In any case, I see problems with your post. What makes you think that anyone outside of 2013 and 2014 MTNs stand to lose in CCAA. Everyone stands to lose in CCAA. The MTNs and banks will get back half their money, regardless of maturity. The common equity, preferreds, and even debentures will likely recover zero. No one wins in CCAA.
The easiest way to avoid a default here is to negotiate the 2013 and 2014 to a later maturity. They would surely prefer the prospect of a 100% recovery to a guarantee of a 50%?
Next, with 2013 and 2014 moved sideways, we have two more years to pay back the banks. We have to get face to face with them to extend the Q1 2013 maturity. A strong management could do that. The banks gain nothing from CCAA since that would certainly lose them principal.

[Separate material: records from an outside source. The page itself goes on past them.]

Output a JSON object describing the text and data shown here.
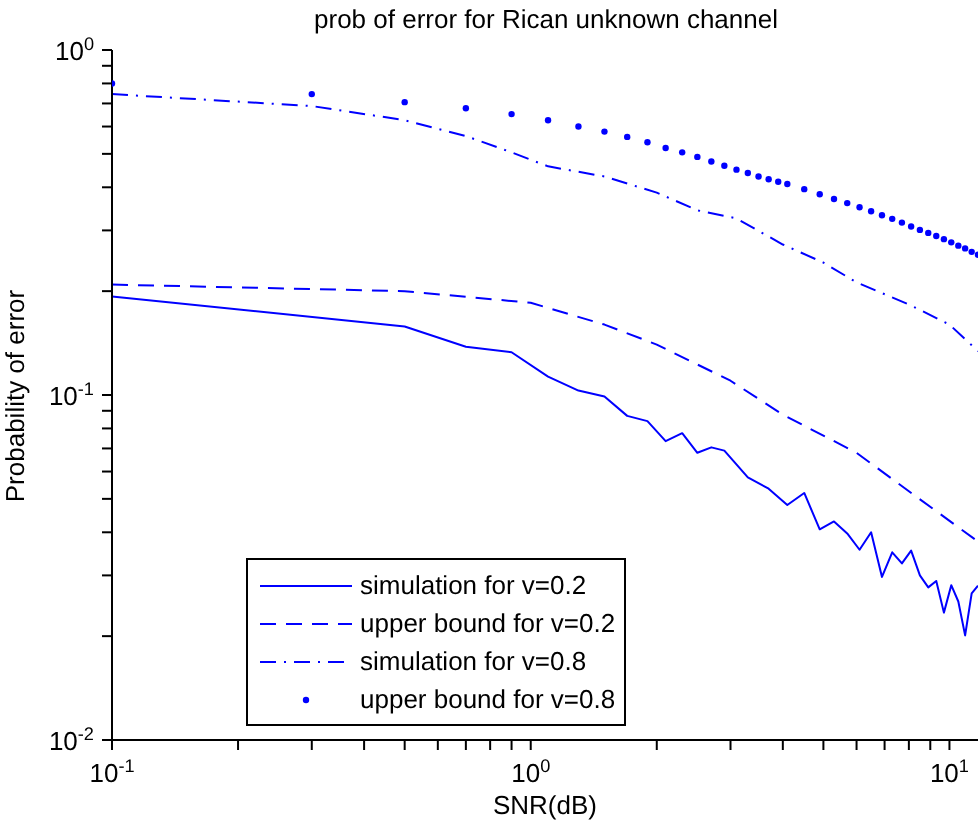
{
  "chart_data": {
    "type": "line",
    "title": "prob of error for Rican unknown channel",
    "xlabel": "SNR(dB)",
    "ylabel": "Probability of error",
    "log": "xy",
    "grid": false,
    "legend": "bottom left",
    "xlim": [
      0.1,
      11.7
    ],
    "ylim": [
      0.01,
      1
    ],
    "xticks": [
      {
        "value": 0.1,
        "label": "10$^{-1}$"
      },
      {
        "value": 0.2,
        "label": null
      },
      {
        "value": 0.3,
        "label": null
      },
      {
        "value": 0.4,
        "label": null
      },
      {
        "value": 0.5,
        "label": null
      },
      {
        "value": 0.6,
        "label": null
      },
      {
        "value": 0.7,
        "label": null
      },
      {
        "value": 0.8,
        "label": null
      },
      {
        "value": 0.9,
        "label": null
      },
      {
        "value": 1,
        "label": "10$^{0}$"
      },
      {
        "value": 2,
        "label": null
      },
      {
        "value": 3,
        "label": null
      },
      {
        "value": 4,
        "label": null
      },
      {
        "value": 5,
        "label": null
      },
      {
        "value": 6,
        "label": null
      },
      {
        "value": 7,
        "label": null
      },
      {
        "value": 8,
        "label": null
      },
      {
        "value": 9,
        "label": null
      },
      {
        "value": 10,
        "label": "10$^{1}$"
      }
    ],
    "yticks": [
      {
        "value": 0.01,
        "label": "10$^{-2}$"
      },
      {
        "value": 0.02,
        "label": null
      },
      {
        "value": 0.03,
        "label": null
      },
      {
        "value": 0.04,
        "label": null
      },
      {
        "value": 0.05,
        "label": null
      },
      {
        "value": 0.06,
        "label": null
      },
      {
        "value": 0.07,
        "label": null
      },
      {
        "value": 0.08,
        "label": null
      },
      {
        "value": 0.09,
        "label": null
      },
      {
        "value": 0.1,
        "label": "10$^{-1}$"
      },
      {
        "value": 0.2,
        "label": null
      },
      {
        "value": 0.3,
        "label": null
      },
      {
        "value": 0.4,
        "label": null
      },
      {
        "value": 0.5,
        "label": null
      },
      {
        "value": 0.6,
        "label": null
      },
      {
        "value": 0.7,
        "label": null
      },
      {
        "value": 0.8,
        "label": null
      },
      {
        "value": 0.9,
        "label": null
      },
      {
        "value": 1,
        "label": "10$^{0}$"
      }
    ],
    "series": [
      {
        "name": "simulation for v=0.2",
        "line_style": "solid",
        "marker": "none",
        "color": "#0000ff",
        "x": [
          0.1,
          0.5,
          0.7,
          0.9,
          1.1,
          1.3,
          1.5,
          1.7,
          1.9,
          2.1,
          2.3,
          2.5,
          2.7,
          2.9,
          3.3,
          3.7,
          4.1,
          4.5,
          4.9,
          5.3,
          5.7,
          6.1,
          6.5,
          6.9,
          7.3,
          7.7,
          8.1,
          8.5,
          8.9,
          9.3,
          9.7,
          10.1,
          10.5,
          10.9,
          11.3,
          11.7
        ],
        "values": [
          0.193,
          0.158,
          0.138,
          0.133,
          0.113,
          0.103,
          0.099,
          0.087,
          0.084,
          0.0735,
          0.0775,
          0.068,
          0.0705,
          0.069,
          0.0577,
          0.0535,
          0.048,
          0.052,
          0.0408,
          0.043,
          0.0397,
          0.0356,
          0.04,
          0.0297,
          0.035,
          0.0325,
          0.0354,
          0.03,
          0.0277,
          0.0289,
          0.0234,
          0.0281,
          0.0252,
          0.0201,
          0.0266,
          0.028
        ]
      },
      {
        "name": "upper bound for v=0.2",
        "line_style": "dashed",
        "marker": "none",
        "color": "#0000ff",
        "x": [
          0.1,
          0.5,
          1,
          1.5,
          2,
          3,
          4,
          6,
          8,
          11.7
        ],
        "values": [
          0.209,
          0.2,
          0.185,
          0.16,
          0.14,
          0.11,
          0.0877,
          0.068,
          0.0526,
          0.0376
        ]
      },
      {
        "name": "simulation for v=0.8",
        "line_style": "dashdot",
        "marker": "none",
        "color": "#0000ff",
        "x": [
          0.1,
          0.3,
          0.5,
          0.7,
          0.9,
          1.1,
          1.5,
          2,
          2.5,
          3.1,
          4,
          5,
          6,
          8,
          10,
          11.7
        ],
        "values": [
          0.745,
          0.688,
          0.626,
          0.563,
          0.505,
          0.46,
          0.43,
          0.386,
          0.343,
          0.325,
          0.273,
          0.242,
          0.212,
          0.183,
          0.16,
          0.134
        ]
      },
      {
        "name": "upper bound for v=0.8",
        "type": "scatter",
        "marker": "circle",
        "color": "#0000ff",
        "x": [
          0.1,
          0.3,
          0.5,
          0.7,
          0.9,
          1.1,
          1.3,
          1.5,
          1.7,
          1.9,
          2.1,
          2.3,
          2.5,
          2.7,
          2.9,
          3.1,
          3.3,
          3.5,
          3.7,
          3.9,
          4.1,
          4.5,
          4.9,
          5.3,
          5.7,
          6.1,
          6.5,
          6.9,
          7.3,
          7.7,
          8.1,
          8.5,
          8.9,
          9.3,
          9.7,
          10.1,
          10.5,
          10.9,
          11.3,
          11.7
        ],
        "values": [
          0.8,
          0.745,
          0.706,
          0.678,
          0.652,
          0.626,
          0.6,
          0.58,
          0.56,
          0.54,
          0.52,
          0.505,
          0.49,
          0.475,
          0.462,
          0.45,
          0.44,
          0.43,
          0.422,
          0.415,
          0.409,
          0.395,
          0.382,
          0.37,
          0.36,
          0.35,
          0.341,
          0.332,
          0.324,
          0.316,
          0.308,
          0.301,
          0.295,
          0.289,
          0.283,
          0.277,
          0.271,
          0.266,
          0.26,
          0.255
        ]
      }
    ]
  }
}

The questions in my mind are:
1) Does Yellow management actually want to avoid a default? I get the feeling they aren't very strong, and would actually want default because that way they can wipe out debt and make their own jobs easier. Management will pad its own pockets during a CCAA action with more cheap shares anyway. Does management have interests that align with shareholders here?
2) What good is the CBCA option here? If we are negotiating with creditors directly to move maturities, why would we want to further complicate matters by requiring shareholders to also vote on the action? The only reason I can see to use CBCA would be *if* CBCA required a smaller percentage of creditors in order to secure a change of maturity. Does anyone have details on percentage votes required with and without CBCA?